Using Builder Pattern in Ruby

By Sandip Parida

U
Using Builder Pattern in Ruby

The builder pattern is a creational design pattern used for building complex objects involving several steps to create or requiring multiple sub-objects.

The Problem

Consider building a car that requires an engine, body, and wheels. Without the builder pattern, creating different types of cars requires repetitive code that duplicates setup logic across your codebase.

The Solution: Builder Pattern

The pattern uses four components:

  1. CarBuilder — abstract class defining the building interface
  2. Director — encapsulates the assembly process
  3. HatchBackBuilder — concrete builder for hatchbacks
  4. SuvBuilder — concrete builder for SUVs

How It Works

Creation becomes clean and simple:

builder = HatchBackBuilder.new
director = Director.new
director.set_builder(builder)
hatchback = director.build_car

Want an SUV instead? Just swap the builder:

builder = SuvBuilder.new
director.set_builder(builder)
suv = director.build_car

Extensibility

Adding new requirements — like doors — only requires modifying the Director class once. The change automatically applies across all car types. This separation of concerns keeps your code maintainable as complexity grows.

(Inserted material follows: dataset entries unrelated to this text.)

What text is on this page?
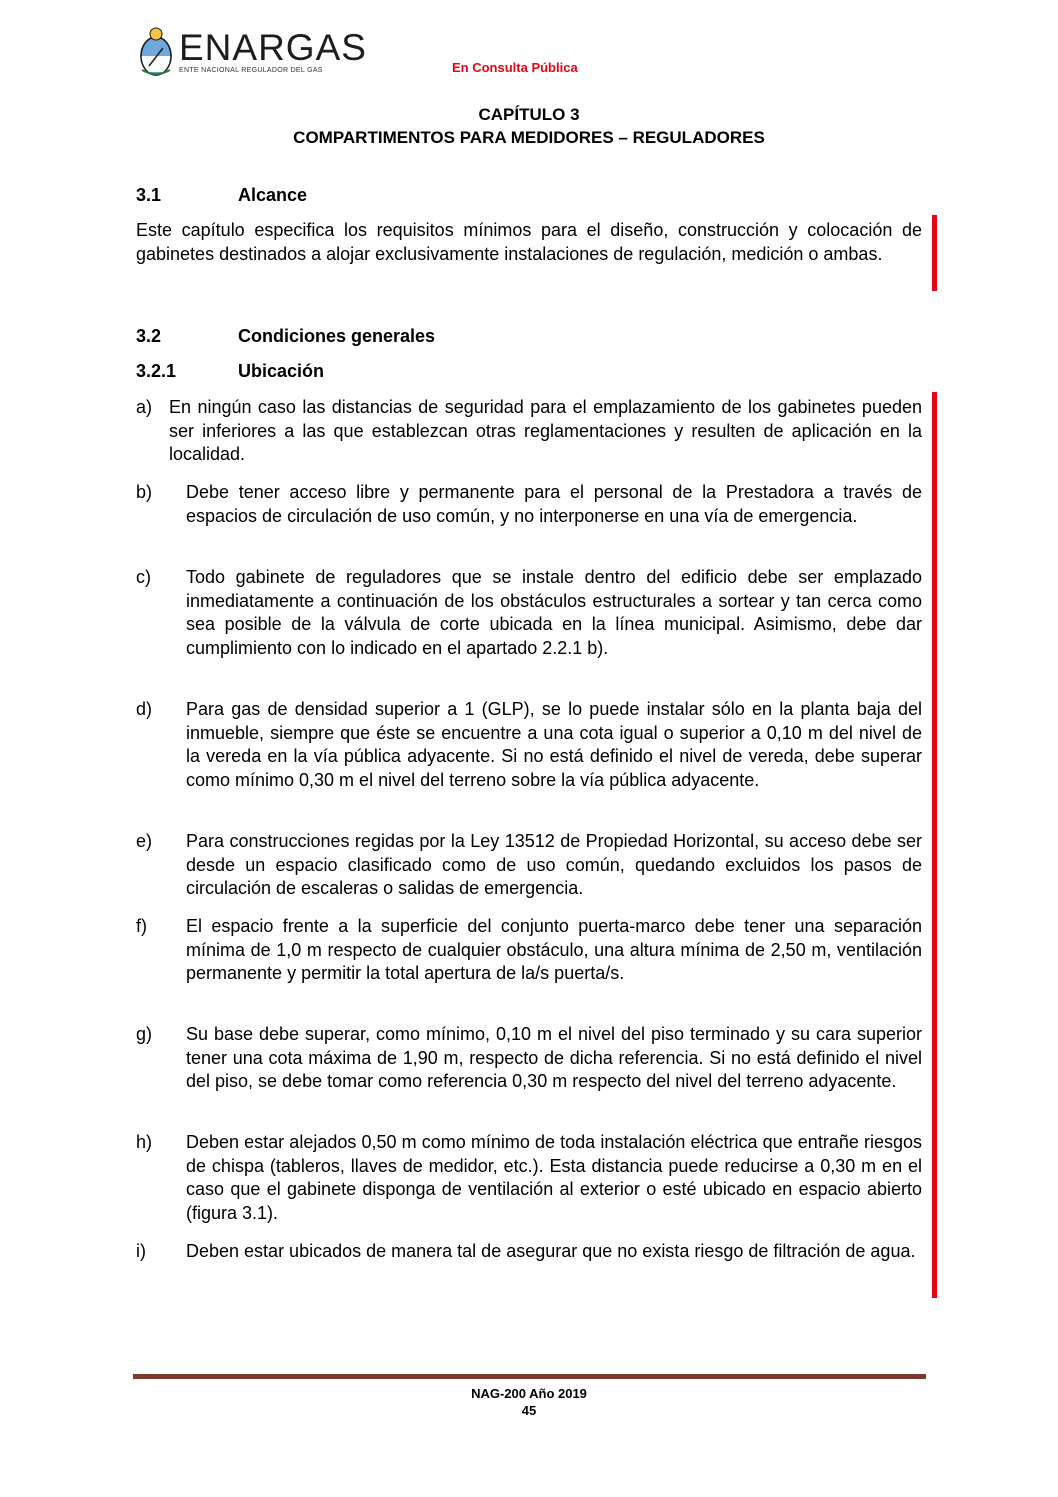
ENARGAS
ENTE NACIONAL REGULADOR DEL GAS	En Consulta Pública
CAPÍTULO 3
COMPARTIMENTOS PARA MEDIDORES – REGULADORES
3.1	Alcance
Este capítulo especifica los requisitos mínimos para el diseño, construcción y colocación de gabinetes destinados a alojar exclusivamente instalaciones de regulación, medición o ambas.
3.2	Condiciones generales
3.2.1	Ubicación
a) En ningún caso las distancias de seguridad para el emplazamiento de los gabinetes pueden ser inferiores a las que establezcan otras reglamentaciones y resulten de aplicación en la localidad.
b) Debe tener acceso libre y permanente para el personal de la Prestadora a través de espacios de circulación de uso común, y no interponerse en una vía de emergencia.
c) Todo gabinete de reguladores que se instale dentro del edificio debe ser emplazado inmediatamente a continuación de los obstáculos estructurales a sortear y tan cerca como sea posible de la válvula de corte ubicada en la línea municipal. Asimismo, debe dar cumplimiento con lo indicado en el apartado 2.2.1 b).
d) Para gas de densidad superior a 1 (GLP), se lo puede instalar sólo en la planta baja del inmueble, siempre que éste se encuentre a una cota igual o superior a 0,10 m del nivel de la vereda en la vía pública adyacente. Si no está definido el nivel de vereda, debe superar como mínimo 0,30 m el nivel del terreno sobre la vía pública adyacente.
e) Para construcciones regidas por la Ley 13512 de Propiedad Horizontal, su acceso debe ser desde un espacio clasificado como de uso común, quedando excluidos los pasos de circulación de escaleras o salidas de emergencia.
f) El espacio frente a la superficie del conjunto puerta-marco debe tener una separación mínima de 1,0 m respecto de cualquier obstáculo, una altura mínima de 2,50 m, ventilación permanente y permitir la total apertura de la/s puerta/s.
g) Su base debe superar, como mínimo, 0,10 m el nivel del piso terminado y su cara superior tener una cota máxima de 1,90 m, respecto de dicha referencia. Si no está definido el nivel del piso, se debe tomar como referencia 0,30 m respecto del nivel del terreno adyacente.
h) Deben estar alejados 0,50 m como mínimo de toda instalación eléctrica que entrañe riesgos de chispa (tableros, llaves de medidor, etc.). Esta distancia puede reducirse a 0,30 m en el caso que el gabinete disponga de ventilación al exterior o esté ubicado en espacio abierto (figura 3.1).
i) Deben estar ubicados de manera tal de asegurar que no exista riesgo de filtración de agua.
NAG-200 Año 2019
45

When to Use the Builder Pattern

  • When object creation involves multiple steps
  • When you need to create different representations of the same type
  • When construction logic should be separated from the object itself

Conclusion

The Builder pattern abstracts away complex instantiation logic, making your code cleaner and more maintainable. It’s particularly valuable when creating objects with many optional parameters or multi-step construction processes.